Early life did begin to evolve.  While the earliest bacteria micro-fossils are found to occur at 3.5 Ga (Archaean Eon) about a billion years after the planet formed, it was during the late Precambrian (Paleoproterozoic Eon) that eukaryotes (animals, plants, fungi, seaweed, and unicellular organisms) began to develop as methane gave way to oxygen.  The earliest animal fossils are found at the Precambrian/Cambrian interface, roughly around 542 Ma, when the various species of life began to explode in complexity.  

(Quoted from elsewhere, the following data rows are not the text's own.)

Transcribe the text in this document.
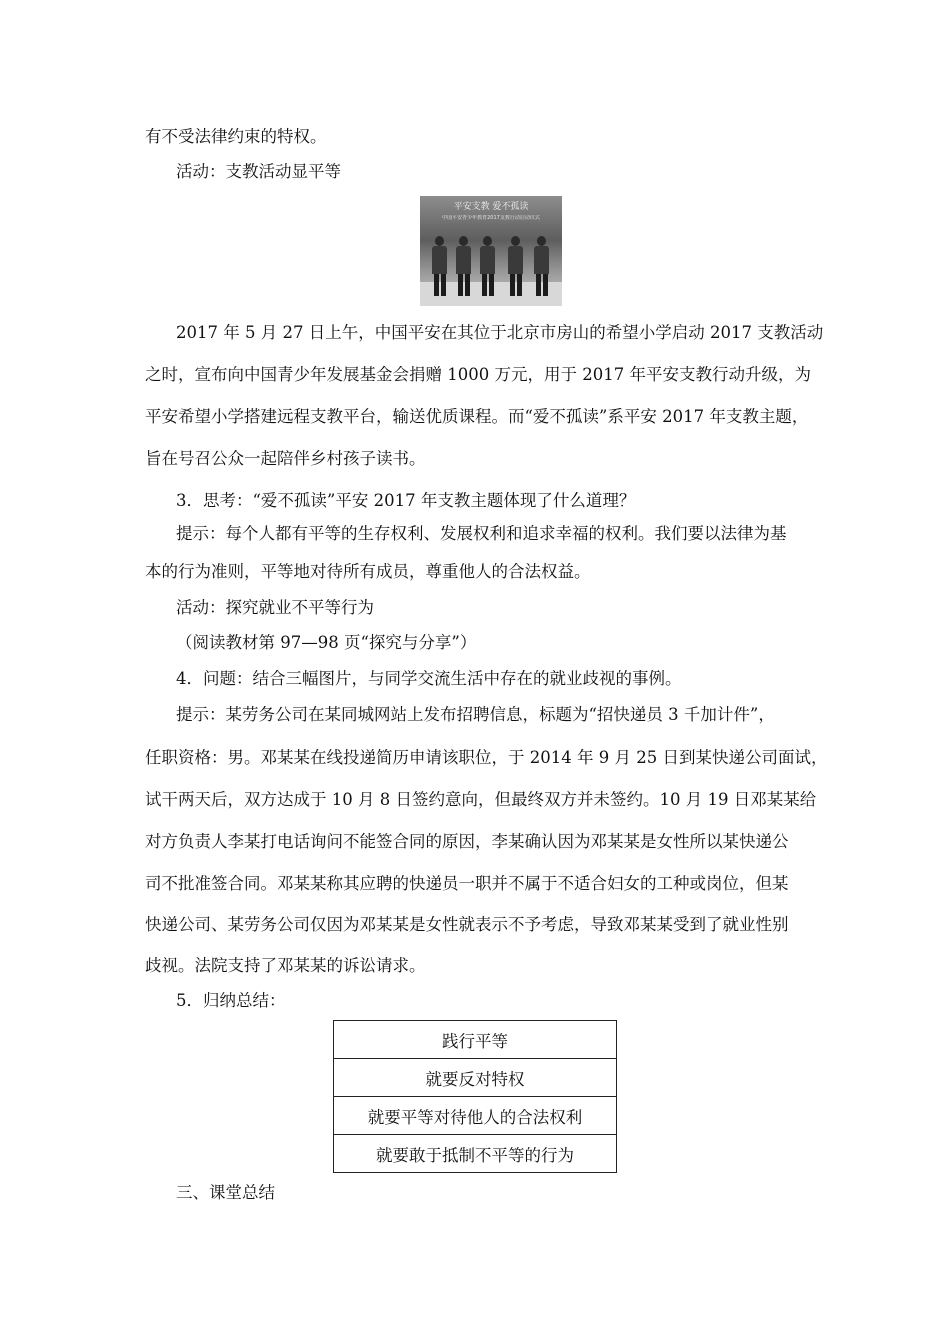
有不受法律约束的特权。
活动：支教活动显平等
平安支教 爱不孤读
中国平安青少年教育2017支教行动启动仪式
2017 年 5 月 27 日上午，中国平安在其位于北京市房山的希望小学启动 2017 支教活动
之时，宣布向中国青少年发展基金会捐赠 1000 万元，用于 2017 年平安支教行动升级，为
平安希望小学搭建远程支教平台，输送优质课程。而“爱不孤读”系平安 2017 年支教主题，
旨在号召公众一起陪伴乡村孩子读书。
3．思考：“爱不孤读”平安 2017 年支教主题体现了什么道理？
提示：每个人都有平等的生存权利、发展权利和追求幸福的权利。我们要以法律为基
本的行为准则，平等地对待所有成员，尊重他人的合法权益。
活动：探究就业不平等行为
（阅读教材第 97—98 页“探究与分享”）
4．问题：结合三幅图片，与同学交流生活中存在的就业歧视的事例。
提示：某劳务公司在某同城网站上发布招聘信息，标题为“招快递员 3 千加计件”，
任职资格：男。邓某某在线投递简历申请该职位，于 2014 年 9 月 25 日到某快递公司面试，
试干两天后，双方达成于 10 月 8 日签约意向，但最终双方并未签约。10 月 19 日邓某某给
对方负责人李某打电话询问不能签合同的原因，李某确认因为邓某某是女性所以某快递公
司不批准签合同。邓某某称其应聘的快递员一职并不属于不适合妇女的工种或岗位，但某
快递公司、某劳务公司仅因为邓某某是女性就表示不予考虑，导致邓某某受到了就业性别
歧视。法院支持了邓某某的诉讼请求。
5．归纳总结：
践行平等
就要反对特权
就要平等对待他人的合法权利
就要敢于抵制不平等的行为
三、课堂总结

December 24, 2024 Grand Canyon
Again, the Grand Canyon is indescribable in age.  But I should say the rock strata in it are of indescribable age.  As opposed to the upper layers of rocks (the youngest being about 300 million years old), the age of the Grand Canyon itself is much more recent--dating to about six million years ago.  Under continuous hydraulic force to this day, the Colorado River has cut its course ever downward.  Given time (which humanity likely does not have), it may yet expose even more. 

Looking into the chasm of the Grand Canyon was quite a treat.  It has given me something to think about...the ultimate insignificance of mankind.  Transient and temporary.  Hubris saturated.  Chauvinistic both in time and self-assumed importance.

As for creationism, the origin of life is debatable.  "And God said, “Let the water under the sky be gathered to one place, and let dry ground appear.” And it was so. God called the dry ground “land,” and the gathered waters he called “seas”. And God saw that it was good," according to Genesis 1:9-13. 

"Then God said, “Let the land produce vegetation: seed-bearing plants and trees on the land that bear fruit with seed in it, according to their various kinds.  And it was so.  The land produced vegetation: plants bearing seed according to their kinds and trees bearing fruit with seed in it according to their kinds. And God saw that it was good.  And there was evening, and there was morning—the third day."   

The crux of the matter turns on the length of a day in God time, I suppose.  What is beyond debate is that the Colorado and its tributaries have exposed nearly two billion years of strata, layer upon layer.  A truly remarkable view. 

December 24, 2024  Grand Canyon pinyon
December 24, 2024
I should interject that recently, based on South Australia finds, the earliest animal fossil to date (~555 Ma) is Quaestio simpsonorum, possibly one of the earliest animals known that was capable of movement.  Not that it matters whether we push the Precambrian/Cambrian interface 13 million years one way or the other.  Even showing up in the fossil record as early as 555 Ma, animal life is still a relative newcomer.  Further, research into the last universal common ancestor (LUCA) is emerging to suggest that life can be dated (in models) to about 4.2 Ga--a relatively young age when Earth was still in the process of forming. 

I leave the "Why here of all places?  Why now?" to others to solve.  I am satisfied to call it "the intricate and intelligent design" of life, and leave it at that.  Though doubtless, with a good single malt and a little time on my hands, I am certain the mysteries of the universe will unfold, if not page by page then layer by layer perhaps.